Why I think this is plausible:
- Randomized measurements and shadows can estimate purities and certain entanglement witnesses with O(poly(n)) samples; several groups have used this up to dozens of qubits without summoning tomography demons.
- Lower bounds avoid the “we simulated half the Hilbert space” problem and still say something nontrivial when noise is non-zero.
- Twirling plus brickwork gives apples-to-apples across hardware with different native gates.
Actual questions for the hive mind:
- Best-in-class witness choice: If I want a single scalar with a transparent meaning, which do you trust most in practice? Shadow-based log-negativity lower bounds, entanglement depth witnesses, or something stabilizer-ish that behaves nicely under SPAM?
- SPAM-robustness: With biased readout and mild crosstalk, which estimators degrade gracefully instead of impersonating entanglement? Any favorite bias-correction tricks that don’t double my sample complexity?
- Sample complexity reality check: For n≈100, how many random settings and shots do we need for a 95% CI on, say, a 0.2-0.5 ebit lower bound across typical bipartitions?
- Noise models: Is there a practical closed-form mapping from a two-qubit entangler with depolarizing + amplitude damping noise to expected CHSH value or log-negativity?
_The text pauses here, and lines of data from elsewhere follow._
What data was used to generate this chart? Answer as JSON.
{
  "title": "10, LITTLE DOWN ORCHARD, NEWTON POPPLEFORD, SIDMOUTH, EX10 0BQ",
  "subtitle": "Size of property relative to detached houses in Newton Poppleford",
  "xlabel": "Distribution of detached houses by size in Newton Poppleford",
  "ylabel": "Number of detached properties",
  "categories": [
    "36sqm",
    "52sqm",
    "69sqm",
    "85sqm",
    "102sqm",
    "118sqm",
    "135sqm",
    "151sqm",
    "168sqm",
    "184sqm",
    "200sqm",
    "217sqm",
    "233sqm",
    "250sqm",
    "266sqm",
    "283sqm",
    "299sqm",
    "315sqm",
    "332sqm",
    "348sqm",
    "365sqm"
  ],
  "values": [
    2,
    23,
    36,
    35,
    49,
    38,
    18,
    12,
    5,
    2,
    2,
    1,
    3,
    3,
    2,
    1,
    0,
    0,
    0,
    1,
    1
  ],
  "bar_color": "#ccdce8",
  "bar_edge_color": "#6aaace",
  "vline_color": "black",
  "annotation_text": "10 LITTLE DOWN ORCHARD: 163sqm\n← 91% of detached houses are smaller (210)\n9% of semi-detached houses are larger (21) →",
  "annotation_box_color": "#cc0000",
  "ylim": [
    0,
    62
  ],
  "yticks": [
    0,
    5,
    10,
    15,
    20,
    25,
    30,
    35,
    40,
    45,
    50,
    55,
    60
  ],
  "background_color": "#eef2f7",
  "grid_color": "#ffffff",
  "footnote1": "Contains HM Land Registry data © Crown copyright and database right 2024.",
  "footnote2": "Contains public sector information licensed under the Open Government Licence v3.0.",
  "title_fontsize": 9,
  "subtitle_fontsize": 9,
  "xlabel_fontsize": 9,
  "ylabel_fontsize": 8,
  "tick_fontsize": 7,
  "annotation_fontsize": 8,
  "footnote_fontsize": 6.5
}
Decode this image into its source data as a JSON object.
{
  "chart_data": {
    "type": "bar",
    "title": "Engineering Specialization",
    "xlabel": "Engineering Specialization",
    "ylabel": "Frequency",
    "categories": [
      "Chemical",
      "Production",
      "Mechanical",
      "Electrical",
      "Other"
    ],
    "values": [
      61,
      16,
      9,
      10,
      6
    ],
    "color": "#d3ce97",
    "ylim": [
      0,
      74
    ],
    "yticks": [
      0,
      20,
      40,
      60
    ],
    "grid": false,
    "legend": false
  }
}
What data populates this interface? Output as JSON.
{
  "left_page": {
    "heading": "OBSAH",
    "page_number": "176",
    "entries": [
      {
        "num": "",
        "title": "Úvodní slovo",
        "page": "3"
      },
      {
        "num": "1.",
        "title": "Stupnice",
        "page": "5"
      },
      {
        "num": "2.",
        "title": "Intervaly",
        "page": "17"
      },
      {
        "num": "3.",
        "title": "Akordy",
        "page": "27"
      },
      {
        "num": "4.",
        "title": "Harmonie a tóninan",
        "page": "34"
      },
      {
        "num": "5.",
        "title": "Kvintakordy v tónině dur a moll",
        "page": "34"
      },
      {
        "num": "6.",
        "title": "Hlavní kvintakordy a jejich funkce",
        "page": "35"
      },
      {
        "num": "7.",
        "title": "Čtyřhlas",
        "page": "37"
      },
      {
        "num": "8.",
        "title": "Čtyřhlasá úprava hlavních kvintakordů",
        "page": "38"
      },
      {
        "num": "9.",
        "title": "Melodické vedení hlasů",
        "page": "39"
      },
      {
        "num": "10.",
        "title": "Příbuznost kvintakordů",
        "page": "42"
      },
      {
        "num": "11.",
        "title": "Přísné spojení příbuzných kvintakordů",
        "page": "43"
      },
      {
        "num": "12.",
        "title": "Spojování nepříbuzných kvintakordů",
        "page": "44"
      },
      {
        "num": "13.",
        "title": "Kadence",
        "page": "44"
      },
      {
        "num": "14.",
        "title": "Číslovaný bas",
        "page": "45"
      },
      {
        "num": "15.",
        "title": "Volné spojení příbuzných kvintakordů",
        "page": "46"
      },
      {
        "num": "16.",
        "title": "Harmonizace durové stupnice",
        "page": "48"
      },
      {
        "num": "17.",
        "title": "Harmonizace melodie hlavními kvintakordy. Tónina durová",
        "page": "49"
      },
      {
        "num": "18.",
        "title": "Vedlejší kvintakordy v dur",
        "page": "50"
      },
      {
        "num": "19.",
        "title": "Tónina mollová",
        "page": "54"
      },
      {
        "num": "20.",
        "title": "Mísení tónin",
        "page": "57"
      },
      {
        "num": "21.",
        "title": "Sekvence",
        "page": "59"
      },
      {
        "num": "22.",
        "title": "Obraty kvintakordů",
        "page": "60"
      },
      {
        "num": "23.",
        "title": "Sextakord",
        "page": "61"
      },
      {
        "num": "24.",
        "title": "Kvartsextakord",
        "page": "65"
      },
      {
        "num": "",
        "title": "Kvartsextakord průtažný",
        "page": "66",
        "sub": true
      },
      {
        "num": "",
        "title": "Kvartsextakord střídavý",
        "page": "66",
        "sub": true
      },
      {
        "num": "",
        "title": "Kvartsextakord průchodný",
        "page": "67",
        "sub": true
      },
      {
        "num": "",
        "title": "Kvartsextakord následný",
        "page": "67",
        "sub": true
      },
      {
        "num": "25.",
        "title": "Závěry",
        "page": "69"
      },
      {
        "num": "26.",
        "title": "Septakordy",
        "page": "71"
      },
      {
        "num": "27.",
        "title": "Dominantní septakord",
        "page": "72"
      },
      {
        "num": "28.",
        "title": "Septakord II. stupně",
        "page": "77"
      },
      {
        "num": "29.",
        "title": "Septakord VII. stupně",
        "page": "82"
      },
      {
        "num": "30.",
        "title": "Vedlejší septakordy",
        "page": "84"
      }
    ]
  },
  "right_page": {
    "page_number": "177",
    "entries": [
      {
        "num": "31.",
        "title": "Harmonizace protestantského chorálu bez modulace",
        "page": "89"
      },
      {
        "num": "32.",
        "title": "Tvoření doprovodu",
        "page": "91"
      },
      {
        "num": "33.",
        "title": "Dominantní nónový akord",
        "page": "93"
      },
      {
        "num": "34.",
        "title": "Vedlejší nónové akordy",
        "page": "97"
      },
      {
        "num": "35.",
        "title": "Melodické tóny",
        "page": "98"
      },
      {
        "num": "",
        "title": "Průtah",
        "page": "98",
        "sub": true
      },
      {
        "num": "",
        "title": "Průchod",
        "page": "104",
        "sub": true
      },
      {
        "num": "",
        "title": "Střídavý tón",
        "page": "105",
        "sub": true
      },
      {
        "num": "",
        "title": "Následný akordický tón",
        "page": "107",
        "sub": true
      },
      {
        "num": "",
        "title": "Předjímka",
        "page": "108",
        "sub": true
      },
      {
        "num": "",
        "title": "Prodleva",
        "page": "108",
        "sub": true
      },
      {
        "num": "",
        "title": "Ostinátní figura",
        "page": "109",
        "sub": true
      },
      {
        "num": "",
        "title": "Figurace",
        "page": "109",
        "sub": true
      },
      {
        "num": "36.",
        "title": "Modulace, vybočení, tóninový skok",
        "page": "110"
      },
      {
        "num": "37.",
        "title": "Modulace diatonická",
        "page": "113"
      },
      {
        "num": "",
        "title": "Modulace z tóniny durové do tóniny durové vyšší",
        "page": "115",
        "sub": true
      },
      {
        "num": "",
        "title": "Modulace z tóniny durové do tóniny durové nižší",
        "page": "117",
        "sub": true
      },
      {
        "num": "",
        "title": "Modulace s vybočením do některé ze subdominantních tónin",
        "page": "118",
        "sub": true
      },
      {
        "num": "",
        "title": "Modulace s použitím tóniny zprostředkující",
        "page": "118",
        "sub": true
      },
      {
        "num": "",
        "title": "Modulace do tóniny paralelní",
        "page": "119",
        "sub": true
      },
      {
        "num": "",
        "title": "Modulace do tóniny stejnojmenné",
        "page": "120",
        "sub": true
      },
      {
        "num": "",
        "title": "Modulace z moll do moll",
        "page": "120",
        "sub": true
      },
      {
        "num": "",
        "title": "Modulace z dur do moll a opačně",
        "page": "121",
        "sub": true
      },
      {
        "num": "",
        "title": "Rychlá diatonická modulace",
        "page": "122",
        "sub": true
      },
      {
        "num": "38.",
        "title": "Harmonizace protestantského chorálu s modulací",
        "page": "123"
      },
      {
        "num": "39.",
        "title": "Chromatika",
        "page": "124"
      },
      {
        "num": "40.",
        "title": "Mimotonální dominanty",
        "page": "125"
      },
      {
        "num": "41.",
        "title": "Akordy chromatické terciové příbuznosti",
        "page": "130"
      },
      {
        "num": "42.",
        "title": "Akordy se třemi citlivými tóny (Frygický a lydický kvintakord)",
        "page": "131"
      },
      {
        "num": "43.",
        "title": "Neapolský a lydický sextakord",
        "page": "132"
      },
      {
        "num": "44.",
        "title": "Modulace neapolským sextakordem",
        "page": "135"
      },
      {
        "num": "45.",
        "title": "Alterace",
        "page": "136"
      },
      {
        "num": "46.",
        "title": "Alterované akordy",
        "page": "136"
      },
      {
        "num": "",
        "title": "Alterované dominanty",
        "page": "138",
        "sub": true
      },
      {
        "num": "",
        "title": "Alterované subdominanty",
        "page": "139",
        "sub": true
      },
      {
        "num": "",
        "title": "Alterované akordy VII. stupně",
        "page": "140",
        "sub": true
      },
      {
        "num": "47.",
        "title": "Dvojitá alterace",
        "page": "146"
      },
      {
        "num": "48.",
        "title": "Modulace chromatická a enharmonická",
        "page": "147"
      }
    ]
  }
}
I’d love a calibration curve to convert hardware error rates into an entanglement budget before I run anything.
- Mid-circuit measurement/reset: Does sprinkling resets help certify “useful” entanglement, or does it just create new SPAM pathways that gaslight the witness?
- Cross-platform comparability: Is “ebits per two-qubit gate-second” a terrible idea? If so, what’s a better hardware-agnostic normalization that correlates with algorithmic performance (e.g., QAOA depth that still beats the best classical baseline)?
- Error mitigation: If I zero-noise-extrapolate the witness, do I break its interpretability as a lower bound? Any mitigation that preserves a rigorous bound rather than a pretty number?
Known gotchas I’m trying to dodge:
- Tomography scaling. Hard pass.
- Device-independent Bell tests. Love them philosophically, can’t afford the statistical and loophole overhead on NISQ Tuesday.
- “Entanglement” that’s actually classical crosstalk and readout correlations cosplaying as quantum magic.
If someone already packaged this as a 20-line recipe (Qiskit/Cirq/PennyLane/handwaving), please ruin my day with a link. Otherwise, critique the strawman, propose better witnesses/estimators, or tell me why this benchmark will absolutely self-destruct on real hardware so I can fail faster and with more dignity.